On Jul 30, 2011, at 12:40 AM, Sebastian Fischer wrote:

> Interesting. However I don't understand why the instance in Section
> 5.5 is not already forbidden by the "purity law"
> 
>    traverse pure = pure
> 
> and a "'no duplication' constraint" would be necessary. For example:
> 
>    traverse Id [1,2,3] = Id [1,1,2,2,3,3] /= Id [1,2,3]
> 
> What am I missing?

I suspect you missed the use of const in the definition of the instance if I am 
referring to the correct instance.
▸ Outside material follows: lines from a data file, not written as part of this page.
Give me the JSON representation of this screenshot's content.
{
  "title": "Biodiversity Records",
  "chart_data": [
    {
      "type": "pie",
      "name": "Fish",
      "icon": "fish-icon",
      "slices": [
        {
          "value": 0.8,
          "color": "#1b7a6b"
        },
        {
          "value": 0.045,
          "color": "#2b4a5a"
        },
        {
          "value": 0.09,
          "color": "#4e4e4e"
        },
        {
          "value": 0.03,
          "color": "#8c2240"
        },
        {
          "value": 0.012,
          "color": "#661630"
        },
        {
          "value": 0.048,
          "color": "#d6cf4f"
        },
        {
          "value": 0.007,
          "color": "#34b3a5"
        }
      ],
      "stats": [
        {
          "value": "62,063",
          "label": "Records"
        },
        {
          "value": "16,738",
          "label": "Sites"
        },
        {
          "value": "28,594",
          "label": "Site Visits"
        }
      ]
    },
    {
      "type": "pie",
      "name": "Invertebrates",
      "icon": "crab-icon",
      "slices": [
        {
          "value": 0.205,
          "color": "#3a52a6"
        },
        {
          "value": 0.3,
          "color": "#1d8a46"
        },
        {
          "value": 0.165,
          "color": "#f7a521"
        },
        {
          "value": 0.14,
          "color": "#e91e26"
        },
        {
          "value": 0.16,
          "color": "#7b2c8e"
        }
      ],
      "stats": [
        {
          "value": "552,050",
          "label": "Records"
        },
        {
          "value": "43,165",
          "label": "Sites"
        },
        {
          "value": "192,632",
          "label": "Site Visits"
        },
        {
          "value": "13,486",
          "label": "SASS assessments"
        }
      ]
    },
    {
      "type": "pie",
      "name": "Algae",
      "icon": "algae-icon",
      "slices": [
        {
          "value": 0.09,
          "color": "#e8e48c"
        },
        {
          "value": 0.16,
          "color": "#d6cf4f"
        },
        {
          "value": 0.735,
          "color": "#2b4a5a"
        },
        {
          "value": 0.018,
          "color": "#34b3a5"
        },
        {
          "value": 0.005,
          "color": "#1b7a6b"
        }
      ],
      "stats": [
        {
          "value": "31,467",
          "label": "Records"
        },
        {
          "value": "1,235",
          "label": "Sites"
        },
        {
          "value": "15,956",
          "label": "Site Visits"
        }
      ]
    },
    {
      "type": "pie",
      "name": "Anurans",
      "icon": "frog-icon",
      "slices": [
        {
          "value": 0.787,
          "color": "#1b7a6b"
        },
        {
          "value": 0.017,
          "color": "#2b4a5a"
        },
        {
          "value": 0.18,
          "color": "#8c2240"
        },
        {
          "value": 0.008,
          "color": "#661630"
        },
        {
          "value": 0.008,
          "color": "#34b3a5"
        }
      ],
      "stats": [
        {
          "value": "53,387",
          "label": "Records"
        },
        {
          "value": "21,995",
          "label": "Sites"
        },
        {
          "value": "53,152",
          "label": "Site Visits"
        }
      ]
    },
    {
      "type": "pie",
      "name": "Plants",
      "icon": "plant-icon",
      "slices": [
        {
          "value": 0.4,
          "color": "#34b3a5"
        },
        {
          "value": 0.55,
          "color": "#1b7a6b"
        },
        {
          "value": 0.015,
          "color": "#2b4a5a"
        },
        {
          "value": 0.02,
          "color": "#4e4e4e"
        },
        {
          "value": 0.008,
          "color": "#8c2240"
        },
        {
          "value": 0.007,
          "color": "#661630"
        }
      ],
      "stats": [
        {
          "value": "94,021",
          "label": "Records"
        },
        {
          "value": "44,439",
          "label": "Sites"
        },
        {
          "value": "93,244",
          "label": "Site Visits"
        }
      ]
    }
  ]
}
The following instance duplicates elements 
where "duplication of elements" is meant in the sense that the instance 
duplicates the applicative action on an element and not the element itself (at 
least in the sense of duplication of elements you used above).

instance Traversable [] where 
  traverse f [] = pure [] 
  traversef (x:xs) = pure (const (:)) <*> f x <*> f x <*> traverse f xs

If f is pure the duplication has no effect but it might have an effect if it is 
not.

> Can we derive Foldable laws from the Traversable laws?

As foldMap is supposed to be equivalent to foldMapDefault and we have

foldMapDefault f = getConst . traverse (Const . f)

I think we can derive similar laws. To me, in this case the "no duplication 
constraint" seems very desirable for all instances of Traversable as 
foldMapDefault is probably not supposed to use the function f more often than 
there are elements in the data structure.